In a recent Chapter 7 bankruptcy case, a creditor/plaintiff accused the debtor of obtaining financing under false pretenses, misrepresentation and fraud and asked the bankruptcy court to make the debt nondischargeable. The situation is one that serves as a warning against doing business with no written contract. The creditor/plaintiff in this bankruptcy case alleges that the debtor borrowed money from them and promised to repay the money plus interest. The debtor, Mr. Galvan and the plaintiff, Mr. Dickinson co-borrowed $40,000 from Benchmark Bank in 2002. The plaintiff also alleges that he invested other money into the debtor’s business ventures but received no repayments.

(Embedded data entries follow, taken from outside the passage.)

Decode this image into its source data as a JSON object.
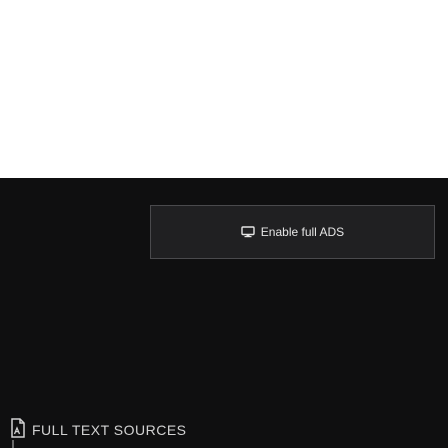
{
  "colors": {
    "panel_background": "#0f0f10",
    "button_background": "#202022",
    "button_border": "#4a4a4d",
    "text": "#e6e6e6"
  },
  "enable_button": {
    "icon": "monitor-icon",
    "label": "Enable full ADS"
  },
  "sources_section": {
    "icon": "document-icon",
    "label": "FULL TEXT SOURCES"
  }
}
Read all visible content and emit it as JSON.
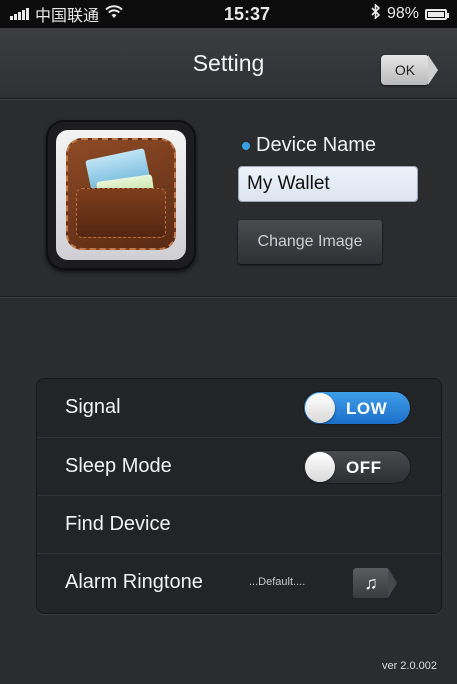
{
  "status_bar": {
    "carrier": "中国联通",
    "time": "15:37",
    "battery": "98%"
  },
  "nav": {
    "title": "Setting",
    "ok_label": "OK"
  },
  "device": {
    "label": "Device Name",
    "name_value": "My Wallet",
    "change_image_label": "Change Image"
  },
  "settings": {
    "signal_label": "Signal",
    "signal_value": "LOW",
    "sleep_label": "Sleep Mode",
    "sleep_value": "OFF",
    "find_label": "Find Device",
    "alarm_label": "Alarm Ringtone",
    "alarm_value": "...Default...."
  },
  "version": "ver 2.0.002",
  "colors": {
    "accent": "#2a86d8",
    "background": "#2b2c2e"
  },
  "icons": {
    "signal": "cell-signal-icon",
    "wifi": "wifi-icon",
    "bluetooth": "bluetooth-icon",
    "battery": "battery-icon",
    "music": "music-note-icon",
    "wallet": "wallet-image"
  }
}
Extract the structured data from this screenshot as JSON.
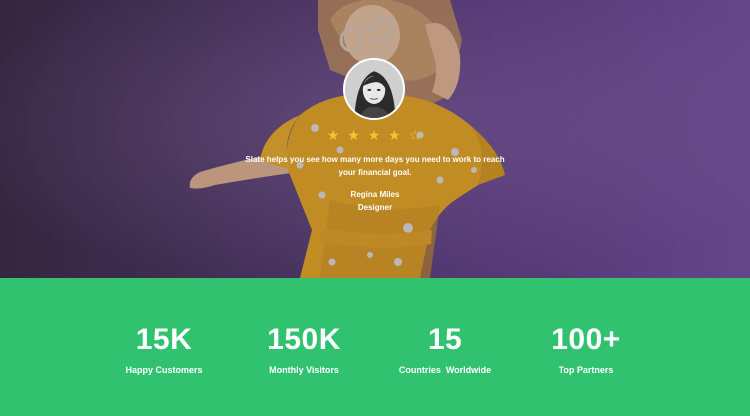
{
  "colors": {
    "hero_gradient_start": "#3b2a45",
    "hero_gradient_end": "#74529e",
    "stats_background": "#31c270",
    "star_color": "#f4c430",
    "text": "#ffffff"
  },
  "testimonial": {
    "rating": 4,
    "rating_max": 5,
    "star_filled": "★",
    "star_empty": "☆",
    "quote": "Slate helps you see how many more days you need to work to reach your financial goal.",
    "author_name": "Regina Miles",
    "author_role": "Designer"
  },
  "stats": [
    {
      "value": "15K",
      "label": "Happy Customers"
    },
    {
      "value": "150K",
      "label": "Monthly Visitors"
    },
    {
      "value": "15",
      "label": "Countries  Worldwide"
    },
    {
      "value": "100+",
      "label": "Top Partners"
    }
  ]
}
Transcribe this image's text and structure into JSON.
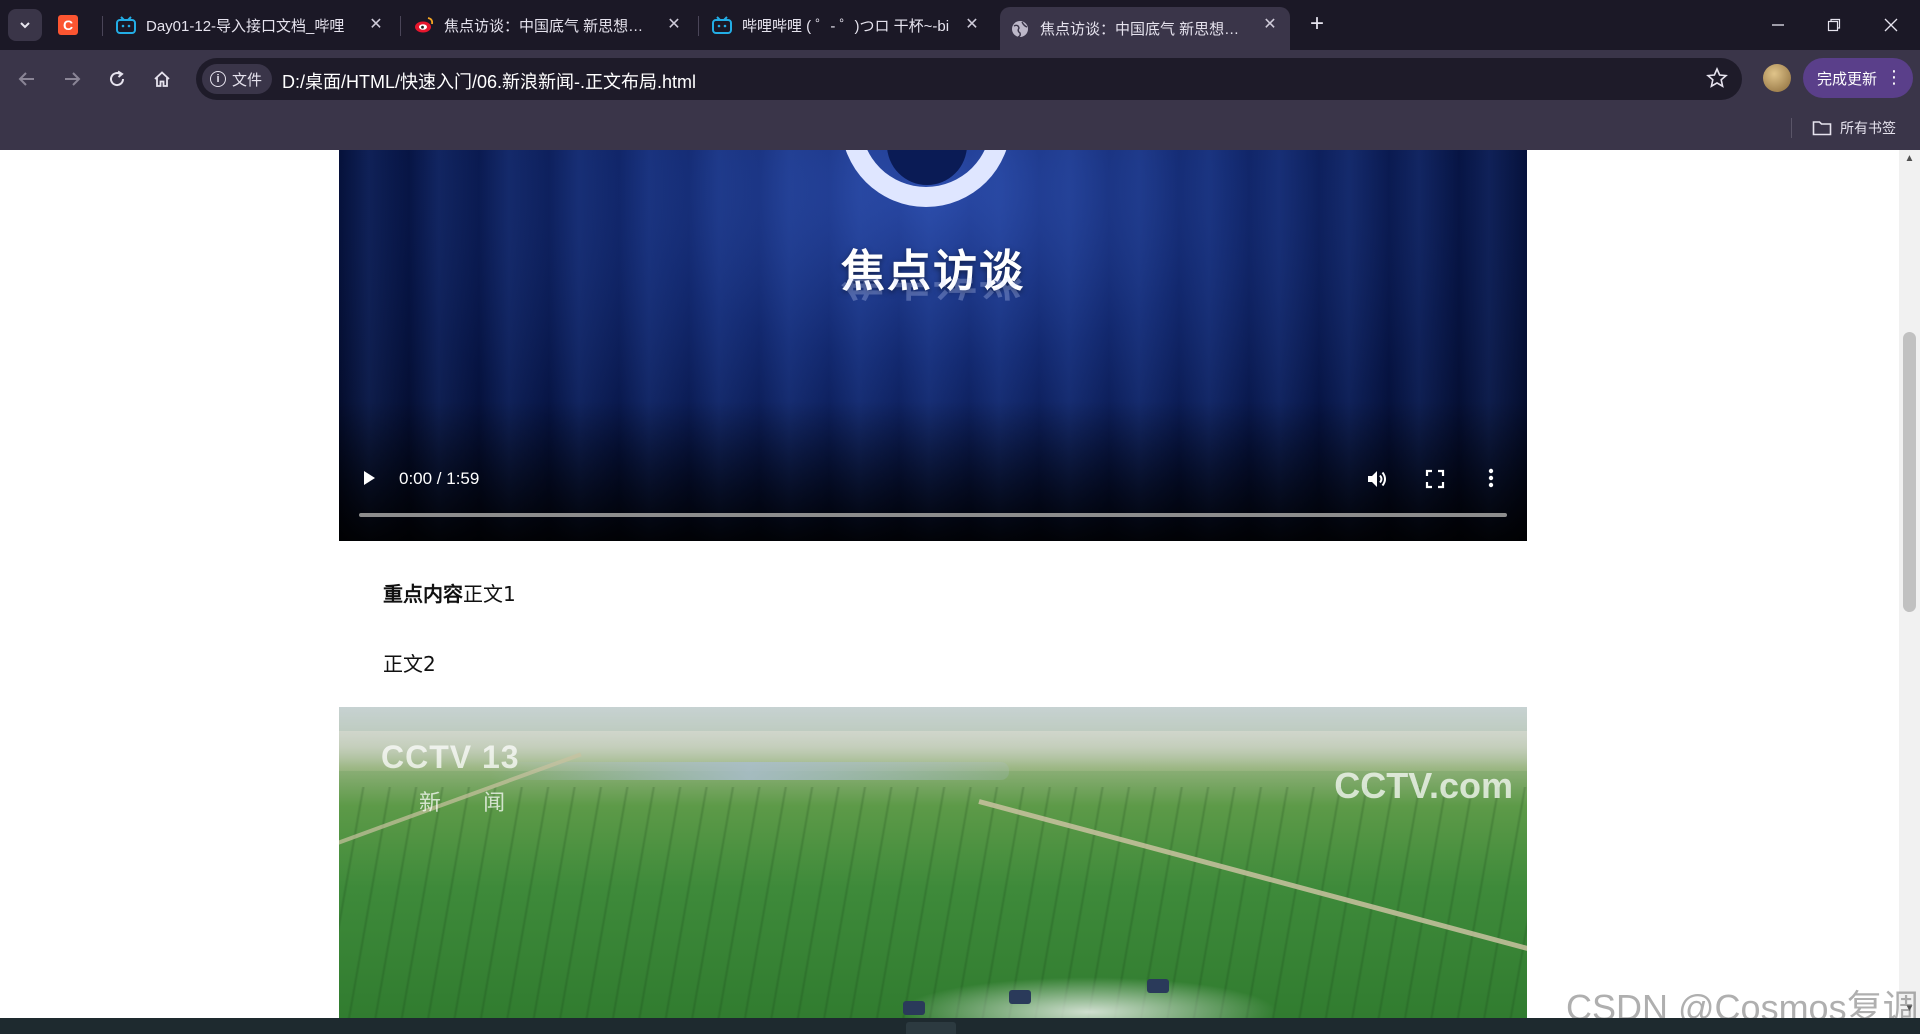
{
  "browser": {
    "tabs": [
      {
        "title": "",
        "icon": "csdn-icon",
        "active": false
      },
      {
        "title": "Day01-12-导入接口文档_哔哩",
        "icon": "bilibili-icon",
        "active": false
      },
      {
        "title": "焦点访谈：中国底气 新思想夯实",
        "icon": "weibo-icon",
        "active": false
      },
      {
        "title": "哔哩哔哩 ( ゜- ゜)つロ 干杯~-bi",
        "icon": "bilibili-icon",
        "active": false
      },
      {
        "title": "焦点访谈：中国底气 新思想夯实",
        "icon": "globe-icon",
        "active": true
      }
    ],
    "address_chip": "文件",
    "url": "D:/桌面/HTML/快速入门/06.新浪新闻-.正文布局.html",
    "update_button": "完成更新",
    "bookmarks_all": "所有书签"
  },
  "video": {
    "title": "焦点访谈",
    "time": "0:00 / 1:59",
    "progress": 0
  },
  "article": {
    "para1_strong": "重点内容",
    "para1_rest": "正文1",
    "para2": "正文2"
  },
  "photo": {
    "watermark_left": "CCTV 13",
    "watermark_left_sub": "新 闻",
    "watermark_right": "CCTV.com"
  },
  "page_watermark": "CSDN @Cosmos复调",
  "colors": {
    "tabstrip": "#1b1826",
    "toolbar": "#3a3549",
    "omnibox": "#1e1b29",
    "update_button": "#5a3f8a"
  }
}
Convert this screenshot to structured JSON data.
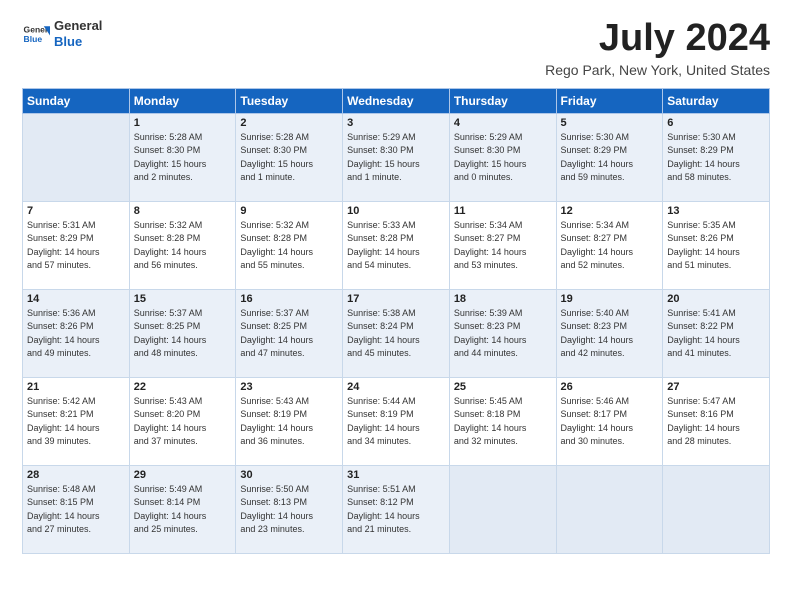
{
  "header": {
    "logo_general": "General",
    "logo_blue": "Blue",
    "month_title": "July 2024",
    "location": "Rego Park, New York, United States"
  },
  "days_of_week": [
    "Sunday",
    "Monday",
    "Tuesday",
    "Wednesday",
    "Thursday",
    "Friday",
    "Saturday"
  ],
  "weeks": [
    [
      {
        "day": "",
        "info": ""
      },
      {
        "day": "1",
        "info": "Sunrise: 5:28 AM\nSunset: 8:30 PM\nDaylight: 15 hours\nand 2 minutes."
      },
      {
        "day": "2",
        "info": "Sunrise: 5:28 AM\nSunset: 8:30 PM\nDaylight: 15 hours\nand 1 minute."
      },
      {
        "day": "3",
        "info": "Sunrise: 5:29 AM\nSunset: 8:30 PM\nDaylight: 15 hours\nand 1 minute."
      },
      {
        "day": "4",
        "info": "Sunrise: 5:29 AM\nSunset: 8:30 PM\nDaylight: 15 hours\nand 0 minutes."
      },
      {
        "day": "5",
        "info": "Sunrise: 5:30 AM\nSunset: 8:29 PM\nDaylight: 14 hours\nand 59 minutes."
      },
      {
        "day": "6",
        "info": "Sunrise: 5:30 AM\nSunset: 8:29 PM\nDaylight: 14 hours\nand 58 minutes."
      }
    ],
    [
      {
        "day": "7",
        "info": "Sunrise: 5:31 AM\nSunset: 8:29 PM\nDaylight: 14 hours\nand 57 minutes."
      },
      {
        "day": "8",
        "info": "Sunrise: 5:32 AM\nSunset: 8:28 PM\nDaylight: 14 hours\nand 56 minutes."
      },
      {
        "day": "9",
        "info": "Sunrise: 5:32 AM\nSunset: 8:28 PM\nDaylight: 14 hours\nand 55 minutes."
      },
      {
        "day": "10",
        "info": "Sunrise: 5:33 AM\nSunset: 8:28 PM\nDaylight: 14 hours\nand 54 minutes."
      },
      {
        "day": "11",
        "info": "Sunrise: 5:34 AM\nSunset: 8:27 PM\nDaylight: 14 hours\nand 53 minutes."
      },
      {
        "day": "12",
        "info": "Sunrise: 5:34 AM\nSunset: 8:27 PM\nDaylight: 14 hours\nand 52 minutes."
      },
      {
        "day": "13",
        "info": "Sunrise: 5:35 AM\nSunset: 8:26 PM\nDaylight: 14 hours\nand 51 minutes."
      }
    ],
    [
      {
        "day": "14",
        "info": "Sunrise: 5:36 AM\nSunset: 8:26 PM\nDaylight: 14 hours\nand 49 minutes."
      },
      {
        "day": "15",
        "info": "Sunrise: 5:37 AM\nSunset: 8:25 PM\nDaylight: 14 hours\nand 48 minutes."
      },
      {
        "day": "16",
        "info": "Sunrise: 5:37 AM\nSunset: 8:25 PM\nDaylight: 14 hours\nand 47 minutes."
      },
      {
        "day": "17",
        "info": "Sunrise: 5:38 AM\nSunset: 8:24 PM\nDaylight: 14 hours\nand 45 minutes."
      },
      {
        "day": "18",
        "info": "Sunrise: 5:39 AM\nSunset: 8:23 PM\nDaylight: 14 hours\nand 44 minutes."
      },
      {
        "day": "19",
        "info": "Sunrise: 5:40 AM\nSunset: 8:23 PM\nDaylight: 14 hours\nand 42 minutes."
      },
      {
        "day": "20",
        "info": "Sunrise: 5:41 AM\nSunset: 8:22 PM\nDaylight: 14 hours\nand 41 minutes."
      }
    ],
    [
      {
        "day": "21",
        "info": "Sunrise: 5:42 AM\nSunset: 8:21 PM\nDaylight: 14 hours\nand 39 minutes."
      },
      {
        "day": "22",
        "info": "Sunrise: 5:43 AM\nSunset: 8:20 PM\nDaylight: 14 hours\nand 37 minutes."
      },
      {
        "day": "23",
        "info": "Sunrise: 5:43 AM\nSunset: 8:19 PM\nDaylight: 14 hours\nand 36 minutes."
      },
      {
        "day": "24",
        "info": "Sunrise: 5:44 AM\nSunset: 8:19 PM\nDaylight: 14 hours\nand 34 minutes."
      },
      {
        "day": "25",
        "info": "Sunrise: 5:45 AM\nSunset: 8:18 PM\nDaylight: 14 hours\nand 32 minutes."
      },
      {
        "day": "26",
        "info": "Sunrise: 5:46 AM\nSunset: 8:17 PM\nDaylight: 14 hours\nand 30 minutes."
      },
      {
        "day": "27",
        "info": "Sunrise: 5:47 AM\nSunset: 8:16 PM\nDaylight: 14 hours\nand 28 minutes."
      }
    ],
    [
      {
        "day": "28",
        "info": "Sunrise: 5:48 AM\nSunset: 8:15 PM\nDaylight: 14 hours\nand 27 minutes."
      },
      {
        "day": "29",
        "info": "Sunrise: 5:49 AM\nSunset: 8:14 PM\nDaylight: 14 hours\nand 25 minutes."
      },
      {
        "day": "30",
        "info": "Sunrise: 5:50 AM\nSunset: 8:13 PM\nDaylight: 14 hours\nand 23 minutes."
      },
      {
        "day": "31",
        "info": "Sunrise: 5:51 AM\nSunset: 8:12 PM\nDaylight: 14 hours\nand 21 minutes."
      },
      {
        "day": "",
        "info": ""
      },
      {
        "day": "",
        "info": ""
      },
      {
        "day": "",
        "info": ""
      }
    ]
  ]
}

In the complaint to the bankruptcy court, the plaintiff alleges that the debtor borrowed the money under false pretenses and purposely misled them about their ability to repay the loan and how they would use the money. But because there was no written contract between the debtor and the plaintiff, and there was a lack of other evidence pointing to fraud, it was impossible for the plaintiff to really prove any of their accusations.
Here’s what the bankruptcy code says about providing proof:
In order for a creditor to receive an exception from discharge under 11 U.S.C. § 523(a)(2)(A) based on false misrepresentation,” a creditor must show that (1) the debtor made a false representation or omission, (2) that the debtor (a) knew was false or made with reckless disregard for the truth and (b) was made with the intent to deceive, (3) upon which the creditor justifiably relied.” Ojeda v. Goldberg, 599 F.3d 712, 716-17 (7th Cir. 2010). In order to receive an exception from discharge under 11 U.S.C. § 523(a)(2)(A) based on actual fraud, “the creditor must establish the following: (1) a fraud occurred; (2) the debtor intended to defraud the creditor; and (3) the fraud created the debt that is the subject of the discharge dispute.”
The bankruptcy court ruled against the plaintiff in this case.